O projeto foi aprovado pela Comissão de Serviços de Infraestrutura (CI), onde o relatório favorável do senador Gilberto Goellner (DEM-MT) foi acolhido por unanimidade. Caso não haja recurso para análise em Plenário, a matéria seguirá para sanção presidencial.
O texto é composto de seis capítulos e cria diretrizes para a verificação da segurança de barragens, definindo as obrigações e responsabilidades dos respectivos proprietários com a construção e manutenção, bem como um sistema de classificação de barragens segundo o risco e o dano potencial a elas associados. O projeto também prevê que sejam estabelecidos programas de educação e comunicação sobre segurança de barragens e determina as atribuições do órgão fiscalizador e do empreendedor.
Para o senador Delcídio Amaral (PT-MS), é fundamental estabelecer essa política, uma vez que o monitoramento de barragens e hidrelétricas evita desastres. O senador Eduardo Suplicy (PT-SP) salientou a necessidade de prevenir a perda de vidas humanas.
O deputado Leonardo Monteiro (PT-MG) comemorou a aprovação. Para o deputado, existia uma lacuna na legislação e a aprovação do projeto significou um grande avança na prevenção de tragédias envolvendo rompimento de barragens.
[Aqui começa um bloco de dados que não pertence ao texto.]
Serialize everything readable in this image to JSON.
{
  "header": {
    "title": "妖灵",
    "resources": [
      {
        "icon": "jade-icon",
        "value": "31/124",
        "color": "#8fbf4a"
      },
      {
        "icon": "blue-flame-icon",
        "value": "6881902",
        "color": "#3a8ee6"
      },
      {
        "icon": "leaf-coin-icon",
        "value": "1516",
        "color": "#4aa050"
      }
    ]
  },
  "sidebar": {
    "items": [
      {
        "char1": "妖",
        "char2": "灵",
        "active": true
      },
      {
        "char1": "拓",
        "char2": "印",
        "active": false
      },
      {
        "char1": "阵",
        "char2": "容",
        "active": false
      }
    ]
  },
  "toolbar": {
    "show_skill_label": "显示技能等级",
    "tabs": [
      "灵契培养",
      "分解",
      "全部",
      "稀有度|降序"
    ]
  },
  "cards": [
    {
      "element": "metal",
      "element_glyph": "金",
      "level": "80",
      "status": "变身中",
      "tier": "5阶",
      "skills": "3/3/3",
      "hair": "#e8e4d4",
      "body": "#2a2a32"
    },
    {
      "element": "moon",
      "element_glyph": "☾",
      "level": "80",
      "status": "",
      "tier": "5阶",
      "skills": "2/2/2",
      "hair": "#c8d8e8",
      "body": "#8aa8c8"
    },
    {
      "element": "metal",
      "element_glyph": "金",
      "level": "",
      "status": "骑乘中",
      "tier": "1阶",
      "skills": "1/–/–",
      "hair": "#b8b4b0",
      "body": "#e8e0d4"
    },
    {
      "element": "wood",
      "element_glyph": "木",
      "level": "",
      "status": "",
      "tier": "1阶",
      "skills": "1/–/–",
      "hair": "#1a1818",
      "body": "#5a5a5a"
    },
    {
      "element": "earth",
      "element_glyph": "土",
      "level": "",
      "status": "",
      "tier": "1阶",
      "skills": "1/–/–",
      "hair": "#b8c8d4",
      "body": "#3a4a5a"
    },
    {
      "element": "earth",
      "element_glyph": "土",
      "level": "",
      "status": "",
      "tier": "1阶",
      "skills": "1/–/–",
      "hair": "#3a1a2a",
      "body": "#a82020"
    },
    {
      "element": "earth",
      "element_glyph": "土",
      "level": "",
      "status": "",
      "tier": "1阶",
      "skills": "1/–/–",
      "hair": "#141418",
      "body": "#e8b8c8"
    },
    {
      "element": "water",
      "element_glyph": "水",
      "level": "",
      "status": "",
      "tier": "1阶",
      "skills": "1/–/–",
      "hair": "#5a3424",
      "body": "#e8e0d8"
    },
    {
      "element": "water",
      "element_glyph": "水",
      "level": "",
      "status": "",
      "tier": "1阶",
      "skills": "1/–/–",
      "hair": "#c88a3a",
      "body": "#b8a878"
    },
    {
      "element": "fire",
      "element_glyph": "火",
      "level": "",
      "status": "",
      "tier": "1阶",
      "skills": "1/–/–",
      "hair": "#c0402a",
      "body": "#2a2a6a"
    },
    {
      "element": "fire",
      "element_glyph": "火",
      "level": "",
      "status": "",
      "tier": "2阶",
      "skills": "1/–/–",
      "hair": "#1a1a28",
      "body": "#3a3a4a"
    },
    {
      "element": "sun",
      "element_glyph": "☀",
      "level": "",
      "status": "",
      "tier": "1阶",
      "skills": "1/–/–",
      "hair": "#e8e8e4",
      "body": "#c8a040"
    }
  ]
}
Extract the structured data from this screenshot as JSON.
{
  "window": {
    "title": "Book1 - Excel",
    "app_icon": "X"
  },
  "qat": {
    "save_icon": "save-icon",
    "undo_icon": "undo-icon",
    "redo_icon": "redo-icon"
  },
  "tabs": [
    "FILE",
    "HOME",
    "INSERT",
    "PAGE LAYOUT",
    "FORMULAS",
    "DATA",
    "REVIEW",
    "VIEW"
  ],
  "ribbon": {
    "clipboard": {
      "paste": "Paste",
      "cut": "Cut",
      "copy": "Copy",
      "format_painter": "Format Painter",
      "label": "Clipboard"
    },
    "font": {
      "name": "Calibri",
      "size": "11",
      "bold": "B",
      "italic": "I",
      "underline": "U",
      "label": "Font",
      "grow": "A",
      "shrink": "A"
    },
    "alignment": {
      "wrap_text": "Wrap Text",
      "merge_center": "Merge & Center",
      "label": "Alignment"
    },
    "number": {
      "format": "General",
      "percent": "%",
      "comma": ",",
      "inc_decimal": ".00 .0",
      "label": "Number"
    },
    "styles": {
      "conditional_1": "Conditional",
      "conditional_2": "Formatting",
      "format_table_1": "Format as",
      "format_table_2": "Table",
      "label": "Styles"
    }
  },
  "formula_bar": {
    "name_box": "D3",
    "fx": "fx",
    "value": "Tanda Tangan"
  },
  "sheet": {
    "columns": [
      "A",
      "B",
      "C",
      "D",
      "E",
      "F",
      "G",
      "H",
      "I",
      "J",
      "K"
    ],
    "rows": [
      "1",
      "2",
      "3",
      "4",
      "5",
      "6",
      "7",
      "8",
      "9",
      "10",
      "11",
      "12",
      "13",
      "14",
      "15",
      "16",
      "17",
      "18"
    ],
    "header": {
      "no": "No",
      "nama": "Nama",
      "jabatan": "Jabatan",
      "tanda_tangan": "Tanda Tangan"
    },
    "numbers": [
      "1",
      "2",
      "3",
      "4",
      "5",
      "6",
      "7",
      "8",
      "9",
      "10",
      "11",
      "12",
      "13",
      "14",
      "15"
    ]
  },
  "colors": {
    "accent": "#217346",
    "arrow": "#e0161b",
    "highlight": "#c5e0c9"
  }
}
O deputado lembrou do rompimento da barragem de Algodões I, no município de Cocais, no Piauí, que deixou sete mortos e centenas de desabrigados. Segundo o paramentar, este é um caso exemplar de tragédia anunciada. “Há muitas barragens simplesmente abandonadas, sem nenhum processo de inspeção ou manutenção regular. Infelizmente acidentes assim poderiam voltar a acontecer caso a proposta não fosse aprovada”, explicou.
Leonardo Monteiro justifica que a implantação de barragens de cursos d’água, seja para aproveitamento dos potenciais hidráulicos para geração de energia elétrica, seja para regularizar e captar água para outros fins, como a irrigação e o abastecimento urbano, nem sempre tem obedecido a parâmetros mínimos de segurança. “Isto ocorre na construção, muitas vezes sem um mínimo de conhecimento sobre as condições hidrológicas e geotécnicas locais, sem projetos e sem acompanhamento por profissionais habilitados”, explica Monteiro.
Situação pior ocorre com os aterros ou barramentos construídos para formar depósitos de resíduos líquidos industriais. “Esses depósitos são, na maioria das vezes, verdadeiros “lixões” onde são jogados resíduos de alto potencial poluidor, quando não tóxicos e perigosos para a saúde humana e para o meio ambiente em geral”, completa o deputado.